Closed ChiefGodMan closed 2 months ago
For training, you can try to use torch.distributed.all_reduce to update the same global map for training with multi gpu. But this may not bring better performance. And you still need to test use 1 gpu for the best performance to utilize all past information.
To enable test with multiple gpu, the sequence needs to be re-split and assigning different gpu without overlapped testing sequences. Just like in NMP.
Following next image(gt, pred, local_map, update_map), the obtained local map is far away a slim binary mask compared with rasterized pred result mask. Why? Have you tried show local_map during training? In my custom dataset, we might passed same way multi times, the reason are poses difference?
This is the results during training? For the first few epochs, the maintained map is full of noise because it merges the results from multiple frames. Take your images as example, although the prediction of this frame seems good, but maybe some other frames bring false predictions. Our current map updating method is very simple, and needs to be improved for practical usage. Moreover, you also need to check the effects of pose noise.

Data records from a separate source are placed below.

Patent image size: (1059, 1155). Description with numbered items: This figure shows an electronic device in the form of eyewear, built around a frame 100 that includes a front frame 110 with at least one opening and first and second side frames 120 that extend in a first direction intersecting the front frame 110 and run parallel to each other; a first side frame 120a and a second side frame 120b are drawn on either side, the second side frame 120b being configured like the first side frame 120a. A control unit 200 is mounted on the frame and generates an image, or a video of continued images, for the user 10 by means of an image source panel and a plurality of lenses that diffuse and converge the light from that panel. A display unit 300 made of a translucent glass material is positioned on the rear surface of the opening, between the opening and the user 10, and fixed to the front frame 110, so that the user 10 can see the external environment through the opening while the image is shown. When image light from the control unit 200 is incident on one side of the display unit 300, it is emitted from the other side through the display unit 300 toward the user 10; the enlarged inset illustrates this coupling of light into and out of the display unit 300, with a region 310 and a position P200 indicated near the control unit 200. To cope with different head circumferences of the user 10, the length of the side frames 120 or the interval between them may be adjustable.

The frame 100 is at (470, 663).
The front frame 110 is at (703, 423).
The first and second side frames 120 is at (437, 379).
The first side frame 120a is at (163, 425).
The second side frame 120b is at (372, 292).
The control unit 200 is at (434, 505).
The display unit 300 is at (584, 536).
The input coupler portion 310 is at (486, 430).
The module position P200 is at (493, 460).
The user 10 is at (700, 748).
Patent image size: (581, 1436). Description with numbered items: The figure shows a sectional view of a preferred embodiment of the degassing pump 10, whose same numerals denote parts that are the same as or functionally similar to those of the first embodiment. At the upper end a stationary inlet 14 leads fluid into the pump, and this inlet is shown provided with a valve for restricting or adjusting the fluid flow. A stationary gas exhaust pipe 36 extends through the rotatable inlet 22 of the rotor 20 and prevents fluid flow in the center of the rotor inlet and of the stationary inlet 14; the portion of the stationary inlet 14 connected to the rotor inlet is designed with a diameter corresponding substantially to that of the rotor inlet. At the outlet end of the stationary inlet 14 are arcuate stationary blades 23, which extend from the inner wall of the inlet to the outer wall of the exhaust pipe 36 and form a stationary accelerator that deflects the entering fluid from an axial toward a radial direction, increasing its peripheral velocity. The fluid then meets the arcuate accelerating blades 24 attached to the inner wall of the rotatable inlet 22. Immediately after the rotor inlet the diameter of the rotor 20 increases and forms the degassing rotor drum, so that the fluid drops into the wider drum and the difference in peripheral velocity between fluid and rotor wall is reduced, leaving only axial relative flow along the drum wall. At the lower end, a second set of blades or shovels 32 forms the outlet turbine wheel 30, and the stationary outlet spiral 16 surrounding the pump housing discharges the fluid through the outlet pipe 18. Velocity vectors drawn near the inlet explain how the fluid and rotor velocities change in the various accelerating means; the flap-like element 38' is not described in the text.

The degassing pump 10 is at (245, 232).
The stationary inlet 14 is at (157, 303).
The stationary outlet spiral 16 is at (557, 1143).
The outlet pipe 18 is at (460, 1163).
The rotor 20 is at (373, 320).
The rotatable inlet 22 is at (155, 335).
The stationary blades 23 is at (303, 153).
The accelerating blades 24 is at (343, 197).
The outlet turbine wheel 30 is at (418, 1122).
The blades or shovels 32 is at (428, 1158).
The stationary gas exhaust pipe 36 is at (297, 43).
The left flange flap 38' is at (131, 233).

Yes, it was 60 epoch training result. The history global map was not slim, the result was worst during this car turning left/right, whatever your pose are. So maybe we need to updating global map with instance mask, and we need to decreasing weight during time T passed by.
How to update one global map with multi gpu training mode? Currentlly each of them create self global map and update it. So this is why we need use only 1 gpu for inference?